Le docteur Paul Trâger, éminent membre du « Club allemand du terre-neuve pour le continent , partageait ce point de vue et annonça, au début de ce siècle : « .. j’ai la très nette impression que ces deux races soeurs ne sont pas séparées uniquement par la couleur. Les landseer m’ont frappé par leur taille et leur masse. La forme de la tête est aussi très différente… On ne peut donc plus prétendre qu’une race serait issue de l’autre ».

Entre 1902 et 1913, naissaient chez nos deux éleveurs une centaine de chiots : une base d’élevage de landseer pur semblait assurée. Mais, survint la Première Guerre Mondiale. Comme pour l’Europe toute entière, ce fut, bien sûr, une grande catastrophe pour cette nouvelle race en construction. Quelques rares éleveurs courageux tentèrent, avec diverses méthodes, de poursuivre le travail tout juste entamé. Finalement, certains y sont parvenus : en 1917, dans l’élevage « von Adlergarten » de Madame Sulzer-Bühler à Winterthour, naissait une portée du croisement « Miss von Mollis » avec son oncle « Pascha Major II ».

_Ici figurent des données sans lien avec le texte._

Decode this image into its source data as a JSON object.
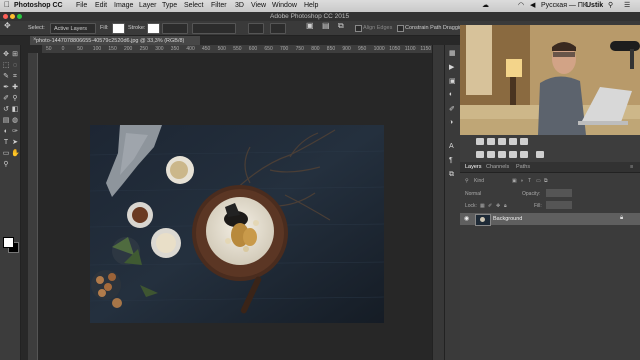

Une seconde base d’élevage du landseer continental européen (E.C.T. = European Continental Type), commença en Autriche. En 1922 naissait une portée autrichienne « von Dischosgasse » chez le peintre W.Hühnl à Linz sur le Danube. La mère de cette portée était « Myra v.d. Fôrgenau », elle-même fille de « Royal Princess Maud » qui appartenait antérieurement à Schlittler-Laager. Elle partit pour l’Autriche, chez M. Höhnl, lors de la dissolution de l’élevage « von Mollis ».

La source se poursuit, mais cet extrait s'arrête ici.